Das kann manchmal dramatisch sein: Ich kenne die Geschichte, wie im Zweiten Weltkrieg ein Soldat schwer verletzt auf dem Schlachtfeld liegt. Seine Kameraden versammeln sich um ihn, da bittet der Sterbende. „Kann jemand ein Vaterunser beten.“ Und all diese gestandenen Männer, die auf den Schlachtfeldern so  viel gesehen haben, sind wortlos. Sie können kein Vaterunser. Verzweifelt schreit der Soldat: „Muss ich den hier verrecken wie ein Tier, kann den keiner ein Vaterunser?“ Der Soldat stirbt ohne Gebet.

Nun wir sind nicht auf Schlachtfeldern, Gott sei Dank. Aber es gibt z.B. auch das stundenlange Warten vor Operationssälen oder Intensivstationen, da wo das Gebet dramtatisch wird, in Bitte und Hilferuf. Wie schlimm, wenn es dann nicht funktioniert.

Also sicher können wir als erstes festhalten: Das Gebet ist ein Gespräch mit Gott. So einfach und doch manchmal so schwer.

Der zweite Punkt: Warum beten wir? Antwort: Weil Gott es so möchte. Braucht Gott denn unser Gebet? Er ist doch allwissend? Er weiß doch schon vorher, was wir beten? Ja, dass stimmt. Gott braucht nicht unser Gebet, aber er möchte es. Er möchte eben mit seinen Geschöpfen im Gespräch bleiben. Das heißt: Er sucht, er wünscht, dass seine Kinder mit ihm reden, er will Gemeinschaft, täglichen Umgang miteinander, Vertrauen. Deshalb heißt es in der Bibel immer wieder, dass wir beten sollen.  Gott ist ein liebevoller Vater, und welcher Vater wollte denn nicht, dass seine Kinder mit ihm reden.

Noch wichtiger aber ist, dass wir die Gemeinschaft mit Gott brauchen, die durch das Gebet hergestellt wird. Im Gebet ist Gott für uns gegenwärtig.

Ein anderer Grund kommt hinzu.
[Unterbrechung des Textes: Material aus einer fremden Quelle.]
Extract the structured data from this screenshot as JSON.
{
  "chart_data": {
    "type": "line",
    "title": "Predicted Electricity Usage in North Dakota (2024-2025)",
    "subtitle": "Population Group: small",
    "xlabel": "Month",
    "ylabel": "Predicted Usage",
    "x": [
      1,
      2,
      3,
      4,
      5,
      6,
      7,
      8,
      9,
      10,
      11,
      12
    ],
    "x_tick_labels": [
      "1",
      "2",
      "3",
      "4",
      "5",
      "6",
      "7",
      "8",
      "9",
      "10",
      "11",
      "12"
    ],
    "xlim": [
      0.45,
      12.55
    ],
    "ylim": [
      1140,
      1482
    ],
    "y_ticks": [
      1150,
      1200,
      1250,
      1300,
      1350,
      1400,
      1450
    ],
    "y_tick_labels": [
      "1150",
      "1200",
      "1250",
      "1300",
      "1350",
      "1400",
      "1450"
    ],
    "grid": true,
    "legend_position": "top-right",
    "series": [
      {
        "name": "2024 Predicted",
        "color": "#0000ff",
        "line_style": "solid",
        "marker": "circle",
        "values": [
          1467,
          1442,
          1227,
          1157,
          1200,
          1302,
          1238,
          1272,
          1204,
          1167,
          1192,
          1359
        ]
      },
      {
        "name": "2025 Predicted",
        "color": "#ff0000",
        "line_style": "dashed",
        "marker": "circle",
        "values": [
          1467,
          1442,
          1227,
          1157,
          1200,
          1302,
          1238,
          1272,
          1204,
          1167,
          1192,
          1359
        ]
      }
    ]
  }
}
Er ist, dass wir einen Sinn dafür bekommen, was Gott für uns tut. Wenn wir ihn bitten, wenn wir ihm danken, dann wird uns auch bewußt, was wir von Gott erhalten, und das ist eben unendlich viel. So ist das Gebet in diesem Sinne auch eine Bewußtseinsübung, ein Dankbarkeitstraining.

Zum dritten: Wozu beten wir? Wenn wir ehrlich sind, doch meistens deshalb, damit uns Gott eine Bitte erfüllt! Wenn wir uns ein wenig auf das besinnen, was wir bisher gesagt haben, dann wird deutlich, dass diese Absicht etwas kurz  gegriffen ist: Ein Gebet nur, damit mit Gott einen Wunsch erfüllt? Wir machen dann, statt aus dem Gespräch, um das es doch im Gebet geht, Gott zum großen Nikolaus, der eben (gefälligst) tun soll, was wir möchten. Und bitte ganz schnell.

Da habe ich seit Jahren nicht mehr gebetet, dann sage ich: „Lieber Gott, mach bitte das und das.“ Und dann tut Gott das nicht, und ich sehe vermeintlich doch, dass Beten eben nichts nützt.  Ja, wenn ich so an die Sache herangehe …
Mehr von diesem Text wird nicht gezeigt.